Tuesday, October 8, 2013

Gulf-based IT professionals are enjoying higher salaries according to the Arabian Computer News Salary Survey.

Salaries on the rise in Gulf tech sector: survey

Click here for more insight from the ACN Salary Survey 2013.

The anonymous poll, conducted online, received 171 responses from across the Gulf region, covering a range of technology roles, from CIO and IT manager to database administrator and software developer.

Almost two thirds reported they had received an increase in salary in the past year. While 20% of those polled said they had received a bump of 2% to 5%, over one third of respondents said their salary had increased by more than 5%. This compares to a median percentage shift of 1% to 1.7% in the US.

Despite their apparent prosperity, IT professionals were not entirely content with their lot. Only 31% expressed satisfaction with their current salary, while 37% said they were dissatisfied.

When it comes to job satisfaction however, respondents appeared able to separate this issue from that of remuneration. Just under half described themselves as very or fairly satisfied while only 17% said they were not satisfied.
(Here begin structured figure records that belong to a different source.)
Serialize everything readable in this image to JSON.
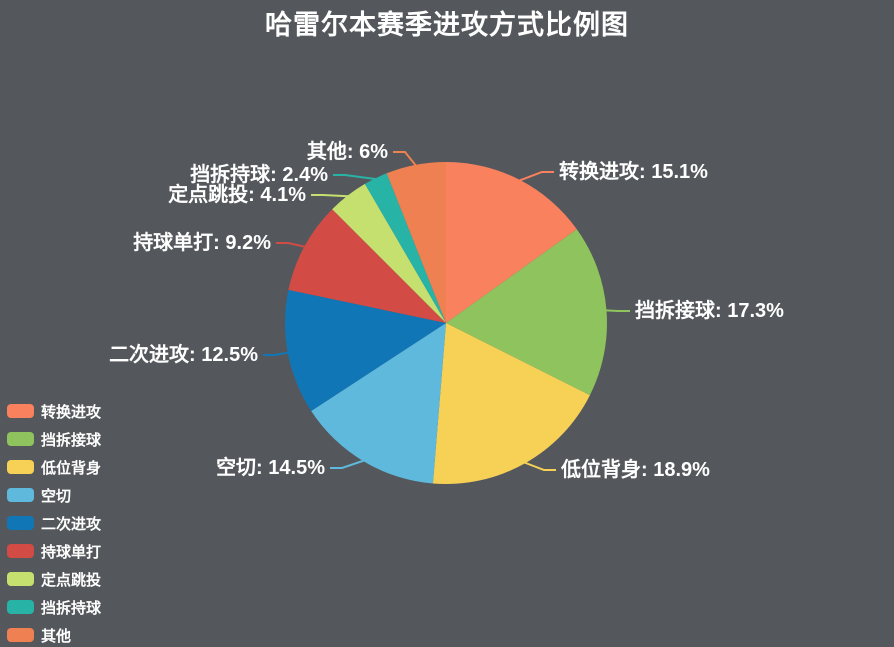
{
  "title": "哈雷尔本赛季进攻方式比例图",
  "colors": {
    "background": "#54585c",
    "text": "#ffffff"
  },
  "chart_data": {
    "type": "pie",
    "title": "哈雷尔本赛季进攻方式比例图",
    "legend_position": "bottom-left",
    "label_format": "{name}: {value}%",
    "start_angle_deg": 0,
    "direction": "clockwise",
    "series": [
      {
        "name": "转换进攻",
        "value": 15.1,
        "color": "#f9815e"
      },
      {
        "name": "挡拆接球",
        "value": 17.3,
        "color": "#8ec35e"
      },
      {
        "name": "低位背身",
        "value": 18.9,
        "color": "#f6d155"
      },
      {
        "name": "空切",
        "value": 14.5,
        "color": "#5fb9dd"
      },
      {
        "name": "二次进攻",
        "value": 12.5,
        "color": "#1176b6"
      },
      {
        "name": "持球单打",
        "value": 9.2,
        "color": "#d24b44"
      },
      {
        "name": "定点跳投",
        "value": 4.1,
        "color": "#c6e06f"
      },
      {
        "name": "挡拆持球",
        "value": 2.4,
        "color": "#28b3a7"
      },
      {
        "name": "其他",
        "value": 6,
        "color": "#ee8052"
      }
    ]
  }
}
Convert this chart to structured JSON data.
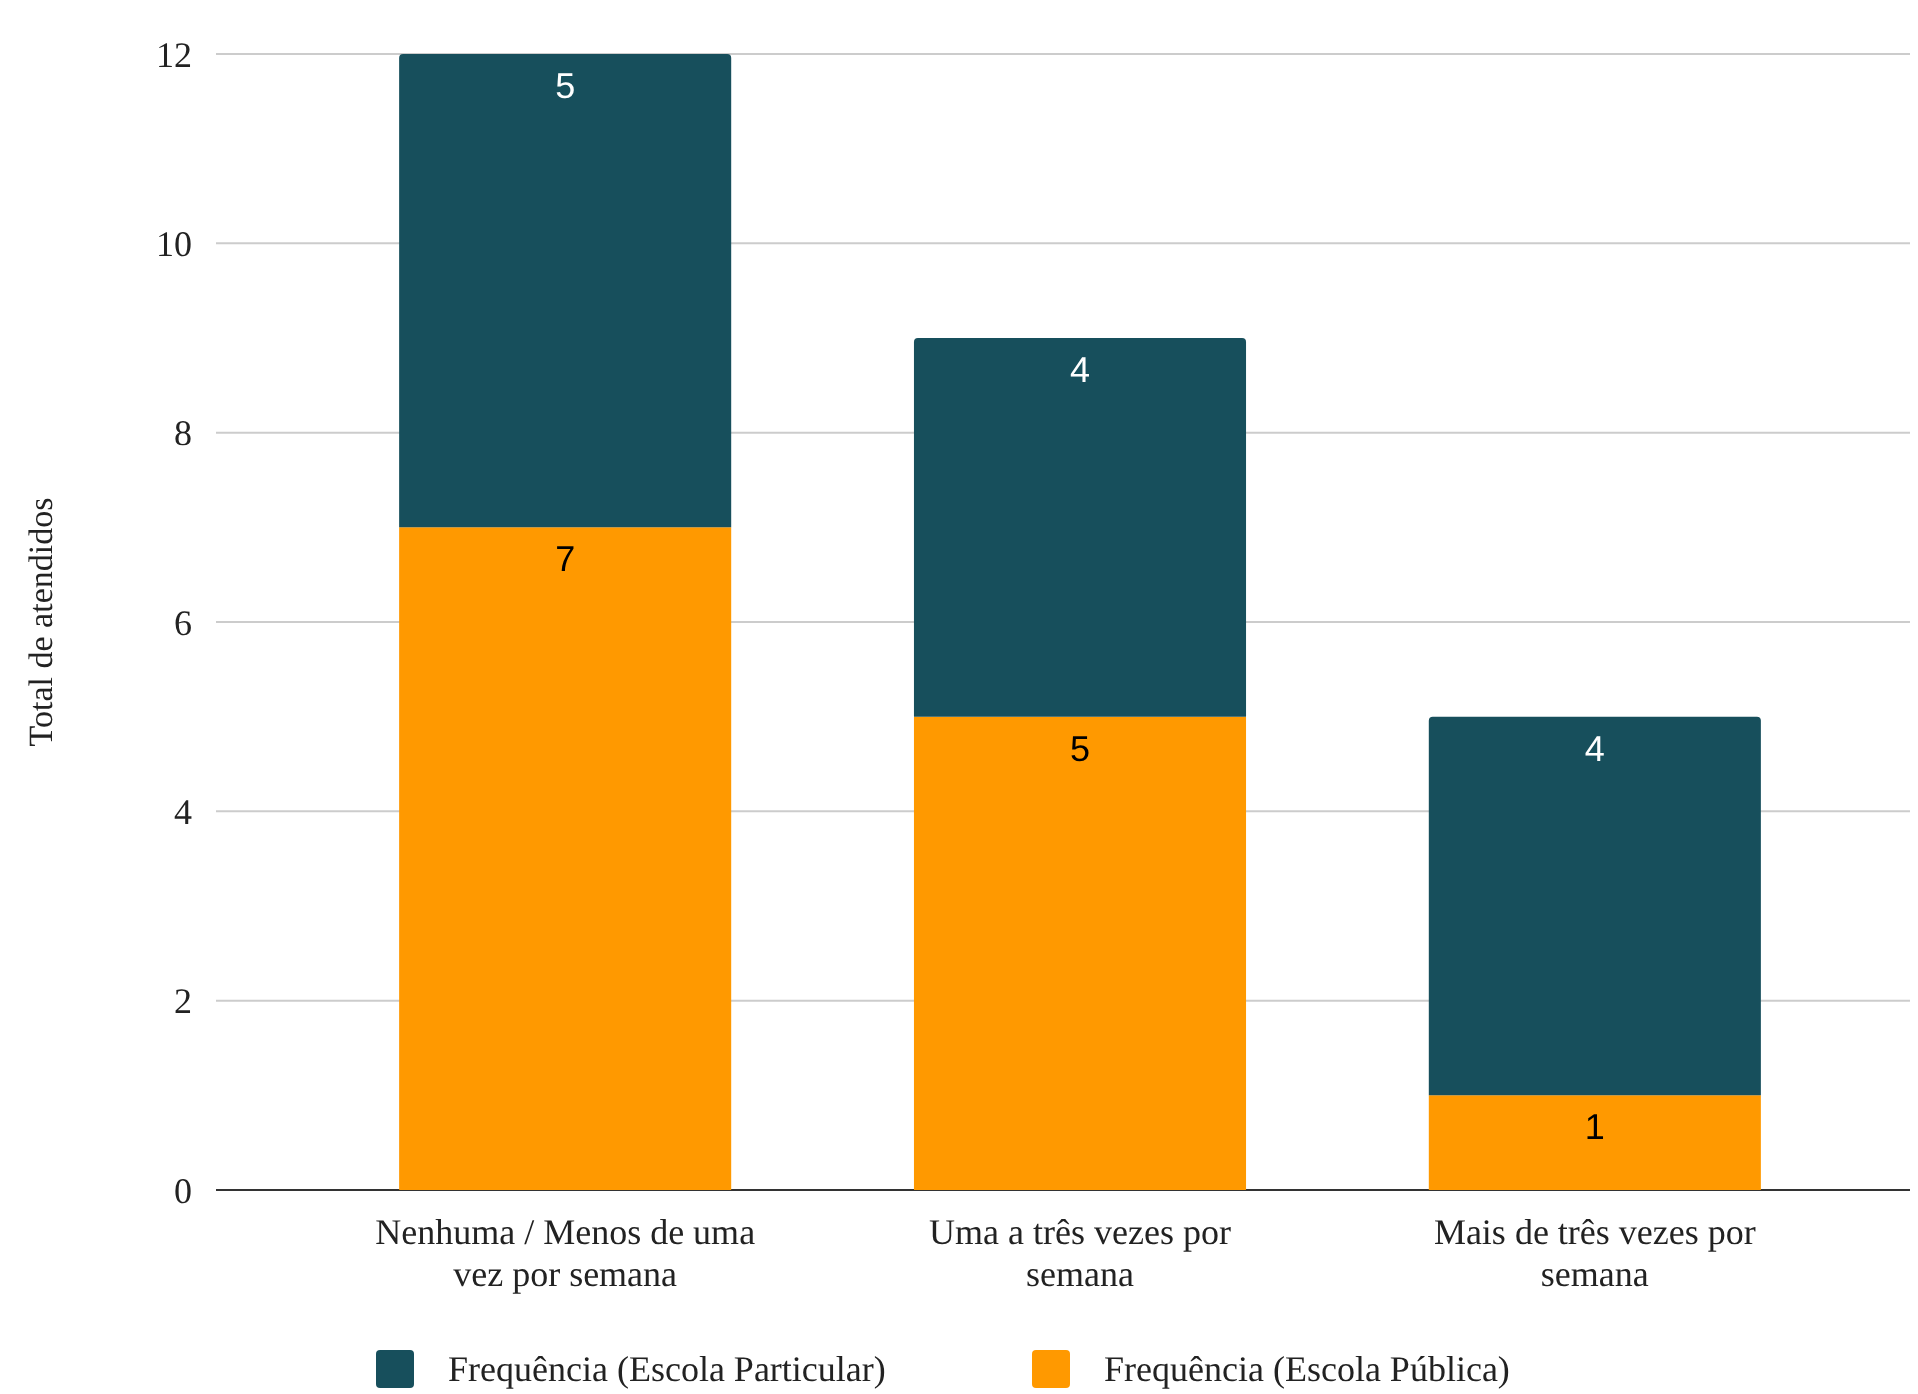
{
  "chart_data": {
    "type": "bar",
    "stacked": true,
    "ylabel": "Total de atendidos",
    "categories": [
      "Nenhuma / Menos de uma vez por semana",
      "Uma a três vezes por semana",
      "Mais de três vezes por semana"
    ],
    "series": [
      {
        "name": "Frequência (Escola Pública)",
        "color": "#ff9900",
        "values": [
          7,
          5,
          1
        ]
      },
      {
        "name": "Frequência (Escola Particular)",
        "color": "#174f5c",
        "values": [
          5,
          4,
          4
        ]
      }
    ],
    "ylim": [
      0,
      12
    ],
    "yticks": [
      0,
      2,
      4,
      6,
      8,
      10,
      12
    ],
    "grid": "y",
    "legend": "bottom",
    "data_labels": true
  }
}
Recruitment experts told ACN that high turnover is to be expected in a developing economy, as opportunities for greater challenge or higher salaries are more common. Ninety per cent said they would be seeking a new job in the next two years; a third of that group indicated they would be moving on within the next six months.

To stop such turnover, recruitment firms urged companies to consider the priorities of technology personnel. According to the ACN survey, the most important factors in staff retention are salary and work environment, with the quality of the company itself coming closely behind.

The desire to move on may be related to a recovering economy, as a slight majority of respondents said they had been with their current employer for more than five years. Just under a third had served two to five years; 23.5%, five to 10 years; and 22.5, over 10 years.

One area that showed a need for redress was gender balance. Only 3% of those polled were women and CompTIA and BCS told CAN the imbalance was hurting the industry as women are perceived as having greater soft skills and business skills, which the industry desperately needs in greater supply.

"It's vital that we reach out to more young women to encourage them to see what an amazing career IT offers," said Adam Thilthorpe, director of professionalism, BCS, The Chartered Institute for IT.

"Indeed, to fish in a talent pool already depleted by 50% through gender imbalance is to do disservice to the ambitions of an organisation."